St George's Chapel
After another 130 years, the hospital buildings stopped to play their primary role. The hospital was pulled down in 1820 and a new hospital with internal construction fully suitable for actual needs took its place. In 1894 (according to the drawing in L. Buttger's book), the chapel had a flat ceiling, in 5 niches (8 in total) there were recesses above the floor. The altar was situated in the second niche (the right one when you look from the door side). Right next to it, the pulpit with the dome sticking up over it and the stairs and the seats in front of the altar were situated.
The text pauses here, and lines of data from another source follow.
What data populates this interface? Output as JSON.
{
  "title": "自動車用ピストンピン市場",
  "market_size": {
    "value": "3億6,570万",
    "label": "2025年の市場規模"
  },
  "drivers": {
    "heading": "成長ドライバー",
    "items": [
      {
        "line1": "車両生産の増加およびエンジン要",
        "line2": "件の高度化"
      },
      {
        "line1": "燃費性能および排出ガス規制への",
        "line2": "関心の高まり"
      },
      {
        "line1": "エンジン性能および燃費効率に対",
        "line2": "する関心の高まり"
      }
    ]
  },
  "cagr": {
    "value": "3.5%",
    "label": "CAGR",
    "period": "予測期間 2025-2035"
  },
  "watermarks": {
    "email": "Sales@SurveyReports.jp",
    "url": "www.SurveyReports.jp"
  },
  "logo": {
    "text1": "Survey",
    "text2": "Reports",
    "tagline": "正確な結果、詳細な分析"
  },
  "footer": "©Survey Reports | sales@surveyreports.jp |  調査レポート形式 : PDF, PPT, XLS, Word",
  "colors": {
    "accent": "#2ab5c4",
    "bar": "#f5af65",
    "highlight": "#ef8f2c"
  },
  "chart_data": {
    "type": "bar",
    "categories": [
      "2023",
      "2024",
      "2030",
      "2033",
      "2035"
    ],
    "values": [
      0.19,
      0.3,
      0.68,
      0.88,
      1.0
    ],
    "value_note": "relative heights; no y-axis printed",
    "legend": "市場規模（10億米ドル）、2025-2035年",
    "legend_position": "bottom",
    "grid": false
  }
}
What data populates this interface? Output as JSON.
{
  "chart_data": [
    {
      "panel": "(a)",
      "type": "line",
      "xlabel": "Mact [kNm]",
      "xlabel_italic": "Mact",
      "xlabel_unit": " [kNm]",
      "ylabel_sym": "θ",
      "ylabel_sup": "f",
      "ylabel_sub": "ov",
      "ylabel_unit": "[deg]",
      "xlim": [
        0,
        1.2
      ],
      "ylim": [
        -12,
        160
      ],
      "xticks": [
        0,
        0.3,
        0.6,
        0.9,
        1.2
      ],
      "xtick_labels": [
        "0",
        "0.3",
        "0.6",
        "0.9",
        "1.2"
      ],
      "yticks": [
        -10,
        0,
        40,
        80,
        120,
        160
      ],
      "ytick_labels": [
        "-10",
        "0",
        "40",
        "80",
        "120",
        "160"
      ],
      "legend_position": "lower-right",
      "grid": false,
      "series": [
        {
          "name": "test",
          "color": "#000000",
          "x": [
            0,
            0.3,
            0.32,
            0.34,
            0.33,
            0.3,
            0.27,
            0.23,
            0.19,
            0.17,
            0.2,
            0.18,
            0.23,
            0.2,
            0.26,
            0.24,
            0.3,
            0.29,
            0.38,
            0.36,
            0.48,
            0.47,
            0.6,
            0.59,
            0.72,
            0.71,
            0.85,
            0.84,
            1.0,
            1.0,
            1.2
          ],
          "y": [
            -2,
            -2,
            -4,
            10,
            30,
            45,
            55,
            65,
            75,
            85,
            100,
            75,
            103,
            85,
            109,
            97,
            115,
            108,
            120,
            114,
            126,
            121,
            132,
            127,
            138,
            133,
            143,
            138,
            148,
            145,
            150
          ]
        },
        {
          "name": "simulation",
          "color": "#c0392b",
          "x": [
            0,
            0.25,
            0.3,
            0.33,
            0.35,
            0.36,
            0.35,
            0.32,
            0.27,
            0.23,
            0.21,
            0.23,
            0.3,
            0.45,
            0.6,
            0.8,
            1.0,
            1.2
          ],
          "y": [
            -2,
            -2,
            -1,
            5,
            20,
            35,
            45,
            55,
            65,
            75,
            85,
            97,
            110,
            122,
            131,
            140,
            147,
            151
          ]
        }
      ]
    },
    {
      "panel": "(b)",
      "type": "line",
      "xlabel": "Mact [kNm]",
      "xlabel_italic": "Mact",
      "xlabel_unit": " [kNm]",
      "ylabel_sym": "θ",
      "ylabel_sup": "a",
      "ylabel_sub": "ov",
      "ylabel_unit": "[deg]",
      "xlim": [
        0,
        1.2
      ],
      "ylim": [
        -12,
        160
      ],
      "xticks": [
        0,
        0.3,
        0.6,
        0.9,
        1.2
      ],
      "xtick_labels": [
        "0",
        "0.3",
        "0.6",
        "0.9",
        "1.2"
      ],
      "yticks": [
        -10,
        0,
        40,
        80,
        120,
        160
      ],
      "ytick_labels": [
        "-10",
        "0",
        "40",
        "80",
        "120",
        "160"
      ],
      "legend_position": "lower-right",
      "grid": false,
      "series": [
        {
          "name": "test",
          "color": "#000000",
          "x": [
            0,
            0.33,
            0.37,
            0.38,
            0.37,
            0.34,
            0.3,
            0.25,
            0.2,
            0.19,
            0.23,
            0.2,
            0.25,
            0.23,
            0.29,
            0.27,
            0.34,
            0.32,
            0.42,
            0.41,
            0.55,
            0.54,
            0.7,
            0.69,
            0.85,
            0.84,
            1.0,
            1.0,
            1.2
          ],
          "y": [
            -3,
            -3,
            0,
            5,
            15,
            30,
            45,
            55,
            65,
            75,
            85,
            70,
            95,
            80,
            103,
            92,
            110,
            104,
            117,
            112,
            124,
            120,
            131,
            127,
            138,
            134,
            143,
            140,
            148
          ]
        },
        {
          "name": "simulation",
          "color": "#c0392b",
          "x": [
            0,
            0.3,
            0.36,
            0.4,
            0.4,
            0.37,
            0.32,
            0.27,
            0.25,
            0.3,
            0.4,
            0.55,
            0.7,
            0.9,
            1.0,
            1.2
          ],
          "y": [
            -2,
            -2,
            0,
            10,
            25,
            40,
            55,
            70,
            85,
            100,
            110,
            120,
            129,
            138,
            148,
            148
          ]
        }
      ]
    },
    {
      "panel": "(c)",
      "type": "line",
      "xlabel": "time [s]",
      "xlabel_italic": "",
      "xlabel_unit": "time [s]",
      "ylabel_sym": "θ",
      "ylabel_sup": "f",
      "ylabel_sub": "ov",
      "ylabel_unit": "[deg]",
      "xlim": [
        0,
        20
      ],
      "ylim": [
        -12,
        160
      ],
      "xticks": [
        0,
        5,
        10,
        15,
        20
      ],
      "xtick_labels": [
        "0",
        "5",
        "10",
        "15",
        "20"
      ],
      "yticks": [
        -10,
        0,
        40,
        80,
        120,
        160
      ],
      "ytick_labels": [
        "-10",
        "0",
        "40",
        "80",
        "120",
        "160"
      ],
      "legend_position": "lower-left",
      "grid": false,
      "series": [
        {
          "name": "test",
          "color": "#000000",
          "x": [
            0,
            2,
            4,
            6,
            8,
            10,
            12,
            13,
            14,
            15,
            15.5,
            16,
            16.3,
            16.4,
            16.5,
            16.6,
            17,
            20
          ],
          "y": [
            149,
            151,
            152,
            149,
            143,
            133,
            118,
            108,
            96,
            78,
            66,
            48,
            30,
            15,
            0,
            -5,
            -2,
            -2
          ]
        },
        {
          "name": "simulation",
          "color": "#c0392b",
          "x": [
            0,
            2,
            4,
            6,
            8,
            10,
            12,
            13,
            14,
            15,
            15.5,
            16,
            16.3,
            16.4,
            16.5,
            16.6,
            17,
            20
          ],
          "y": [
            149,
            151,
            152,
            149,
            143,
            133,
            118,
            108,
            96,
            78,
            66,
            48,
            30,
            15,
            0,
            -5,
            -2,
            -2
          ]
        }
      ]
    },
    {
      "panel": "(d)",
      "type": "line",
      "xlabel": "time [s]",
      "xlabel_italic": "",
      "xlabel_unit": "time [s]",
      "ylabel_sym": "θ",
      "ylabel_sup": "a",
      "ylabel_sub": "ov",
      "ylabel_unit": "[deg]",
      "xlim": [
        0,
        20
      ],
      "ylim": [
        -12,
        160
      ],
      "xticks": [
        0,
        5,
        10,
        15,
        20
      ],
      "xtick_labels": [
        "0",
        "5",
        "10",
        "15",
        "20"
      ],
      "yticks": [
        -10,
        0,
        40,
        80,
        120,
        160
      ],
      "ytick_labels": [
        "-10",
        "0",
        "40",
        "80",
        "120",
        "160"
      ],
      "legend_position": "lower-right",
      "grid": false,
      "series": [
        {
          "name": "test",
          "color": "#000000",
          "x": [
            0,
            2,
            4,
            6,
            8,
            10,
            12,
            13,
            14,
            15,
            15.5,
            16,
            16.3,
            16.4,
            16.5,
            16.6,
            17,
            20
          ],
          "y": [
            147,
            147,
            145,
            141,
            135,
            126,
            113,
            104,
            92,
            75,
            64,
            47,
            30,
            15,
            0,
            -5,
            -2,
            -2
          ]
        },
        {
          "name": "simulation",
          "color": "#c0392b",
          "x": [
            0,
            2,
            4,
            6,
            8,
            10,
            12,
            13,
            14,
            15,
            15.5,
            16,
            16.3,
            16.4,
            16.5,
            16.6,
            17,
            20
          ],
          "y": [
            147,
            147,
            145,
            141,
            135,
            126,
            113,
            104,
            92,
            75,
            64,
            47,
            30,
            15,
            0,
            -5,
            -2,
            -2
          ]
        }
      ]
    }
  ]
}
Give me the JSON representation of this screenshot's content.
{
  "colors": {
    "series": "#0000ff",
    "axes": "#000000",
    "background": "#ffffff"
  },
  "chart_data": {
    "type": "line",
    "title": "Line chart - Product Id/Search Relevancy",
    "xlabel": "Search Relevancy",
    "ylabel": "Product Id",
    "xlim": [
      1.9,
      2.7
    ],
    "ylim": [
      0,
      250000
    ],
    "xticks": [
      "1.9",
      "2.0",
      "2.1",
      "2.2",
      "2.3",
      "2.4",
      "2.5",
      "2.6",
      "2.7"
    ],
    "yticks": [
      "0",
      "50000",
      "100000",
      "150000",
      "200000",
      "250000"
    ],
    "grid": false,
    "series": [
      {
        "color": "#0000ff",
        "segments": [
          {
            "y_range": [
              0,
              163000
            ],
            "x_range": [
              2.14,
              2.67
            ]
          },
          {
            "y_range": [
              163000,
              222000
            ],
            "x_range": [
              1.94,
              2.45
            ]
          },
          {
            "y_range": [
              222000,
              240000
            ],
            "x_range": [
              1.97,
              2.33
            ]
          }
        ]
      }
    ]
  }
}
It is an interesting fact that the supports of the chapel wall are inside and not outside the building as commonly observed in the Gothic architecture. In a photograph from 1912, we can see that the chapel was plastered from the outside and the roof was covered with pieces of wood put parallel to the eaves. The chapel has a Baroque spire covered with shingles today.
In 1903, because of its bad technical state and location close to the new city hall, the building was pulled down. In 1912, the chapel was taken apart (with an approval of the Prussian minister of culture) and moved to a new place on a square between today's Jagiełło Street (Ringstrasse), Jana Pawla II Street (Wallstrasse) and Lutoslawskiego Street (Butowerstrasse). The square was then named after Schmatzken-Berg but today every resident of Slupsk knows it as Jerzego Waldorffa Square. In 1935, a plaque being a tribute to all Slupsk inhabitants who were killed during the First World War was hung in the chapel. Right after the Second World War, the unsecured plaque began to decay. In March 1968, it was taken over by the Middle Pomerania Museum.
In Andrzej Grzybkowski's publication "Centralne kaplice gotyckie Pomorza Srodkowego", chapels from Slupsk, Koszalin and Darlowo were recognised as architectonic imitations of the Holy Sepulchre in Jerusalem. In the medieval Europe, rotundas of the Holy Sepulchre were put up since the 5th century. Pomeranian dukes, including Warcislaw VII, Eryk Pomorski and Boguslaw X, went on pilgrimages to the Holy Land. Eryk Pomorski and Boguslaw X are founders of cemetery chapels in Darlowo and Wologoszcza. As commonly known, the Slupsk chapel is built on an octagonal plan. In medieval copies of the Holy Sepulchre from Jerusalem, buildings having 8 and 12 walls buildings were the most common ones. Medieval Christian theologians believed that 8 is a number representing the Resurrection, a beginning of a new life, Jesus Christ and christening.